È vero che per ora che le pensioni in essere non si possono toccare in base ad alcune sentenze della magistratura, ma è stata bloccata da decenni la loro reale rivalutazione e inoltre lo Stato per reperire risorse necessarie al default del sistema impone nuove tasse e tagli che colpiscono molto anche i pensionati. Quindi la vera questione è aumentare notevolmente il numero degli occupati stabili e, tornare a buone retribuzioni complessive.
Ricordiamo che la politica dei redditi dei primi anni Novanta con l’abolizione della scala mobile, cioè l’indicizzazione dei salari (e delle pensioni) e la riduzione complessiva dei lavoratori ha mandato subito in crisi il sistema previdenziale e sanitario.
Oggi i lavoratori sono stati ridotti, anche per una drastica modificazione degli stessi processi produttivi: non c’entra solo la tecnologia, oggi dove una volta lavoravano 10 persone se ne impiegano 5 o addirittura 2. Ovviamente facendo fare loro turni di lavoro — nei più svariati settori — pesanti e con ricadute sulle patologie e sugli incidenti che proprio la precarietà ha enormemente aumentato.

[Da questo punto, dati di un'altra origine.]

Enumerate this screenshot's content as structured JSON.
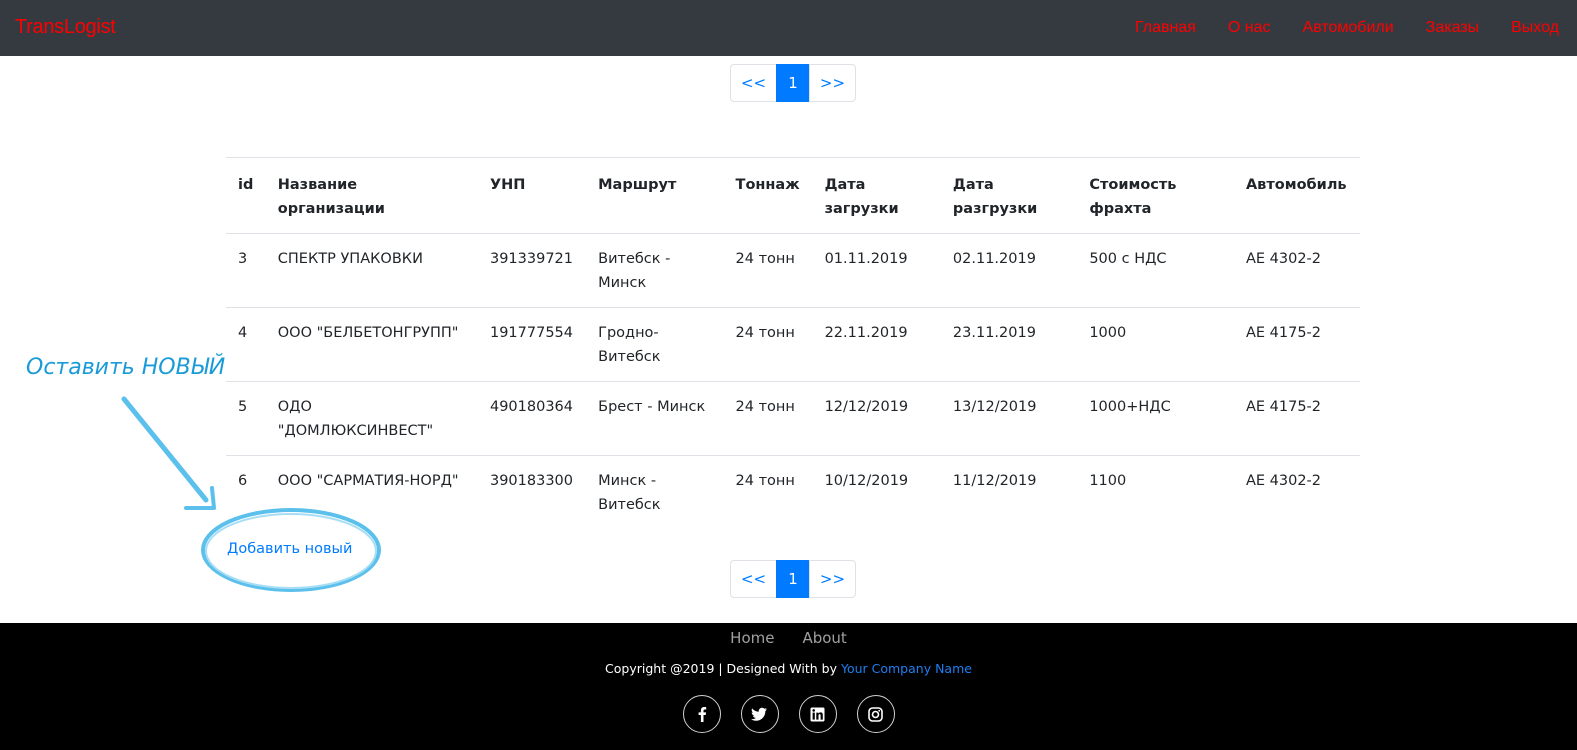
{
  "navbar": {
    "brand": "TransLogist",
    "links": [
      "Главная",
      "О нас",
      "Автомобили",
      "Заказы",
      "Выход"
    ]
  },
  "pagination": {
    "prev": "<<",
    "current": "1",
    "next": ">>"
  },
  "table": {
    "headers": {
      "id": "id",
      "name": "Название организации",
      "unp": "УНП",
      "route": "Маршрут",
      "tonnage": "Тоннаж",
      "load_date": "Дата загрузки",
      "unload_date": "Дата разгрузки",
      "price": "Стоимость фрахта",
      "car": "Автомобиль"
    },
    "rows": [
      {
        "id": "3",
        "name": "СПЕКТР УПАКОВКИ",
        "unp": "391339721",
        "route": "Витебск - Минск",
        "tonnage": "24 тонн",
        "load_date": "01.11.2019",
        "unload_date": "02.11.2019",
        "price": "500 с НДС",
        "car": "АЕ 4302-2"
      },
      {
        "id": "4",
        "name": "ООО \"БЕЛБЕТОНГРУПП\"",
        "unp": "191777554",
        "route": "Гродно-Витебск",
        "tonnage": "24 тонн",
        "load_date": "22.11.2019",
        "unload_date": "23.11.2019",
        "price": "1000",
        "car": "АЕ 4175-2"
      },
      {
        "id": "5",
        "name": "ОДО \"ДОМЛЮКСИНВЕСТ\"",
        "unp": "490180364",
        "route": "Брест - Минск",
        "tonnage": "24 тонн",
        "load_date": "12/12/2019",
        "unload_date": "13/12/2019",
        "price": "1000+НДС",
        "car": "АЕ 4175-2"
      },
      {
        "id": "6",
        "name": "ООО \"САРМАТИЯ-НОРД\"",
        "unp": "390183300",
        "route": "Минск - Витебск",
        "tonnage": "24 тонн",
        "load_date": "10/12/2019",
        "unload_date": "11/12/2019",
        "price": "1100",
        "car": "АЕ 4302-2"
      }
    ]
  },
  "add_link": "Добавить новый",
  "annotation": "Оставить НОВЫЙ",
  "footer": {
    "links": [
      "Home",
      "About"
    ],
    "copyright_prefix": "Copyright @2019 | Designed With by ",
    "company": "Your Company Name",
    "socials": [
      "facebook-icon",
      "twitter-icon",
      "linkedin-icon",
      "instagram-icon"
    ]
  },
  "colors": {
    "navbar_bg": "#343a40",
    "nav_link": "#ff0000",
    "primary": "#007bff",
    "annotation": "#1a9bd7",
    "footer_bg": "#000000"
  }
}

All’Inpgi i giornalisti sono scesi da 21 mila circa nel 2003 e intorno a 300 dipendenti in stato di crisi, a meno di 15 mila nel 2019, quindi prima della pandemia, e con 5.500 redattori in cassa integrazione.
I prepensionamenti — consentiti a piene mani dai Governi e contrastati dalla Fnsi — hanno falcidiato i giornali mentre l’Inpgi ha attuato politiche per facilitare le assunzioni e mantenere i livelli occupazionali. Senza alcun successo.

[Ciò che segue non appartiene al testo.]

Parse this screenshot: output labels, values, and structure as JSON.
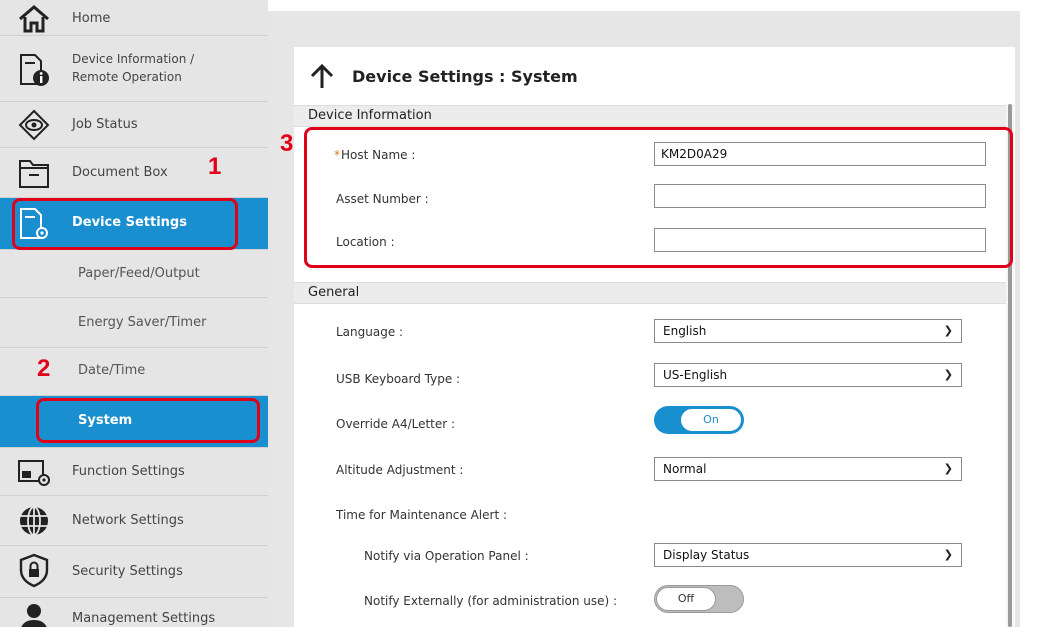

Perché gli editori vogliono un mondo del lavoro di collaboratori precari e di assunti sottopagati. D’altro canto hanno ridotto del 30%l’occupazione e altrettanto i salari.
Questi i veri problemi che a mio parere Cazzola elude. È più comodo parlare di privilegi, casta e altre assurdità. Eppure la politica di un Paese moderno dovrebbe essere quella di garantire una occupazione stabile e ben retribuita e delle pensioni adeguate.
Sulla ex fissa, un istituto contrattuale Fnsi-Fieg, infine, l’Inpgi non c’entra proprio nulla: è solo un ente pagatore che non entra in alcun aspetto.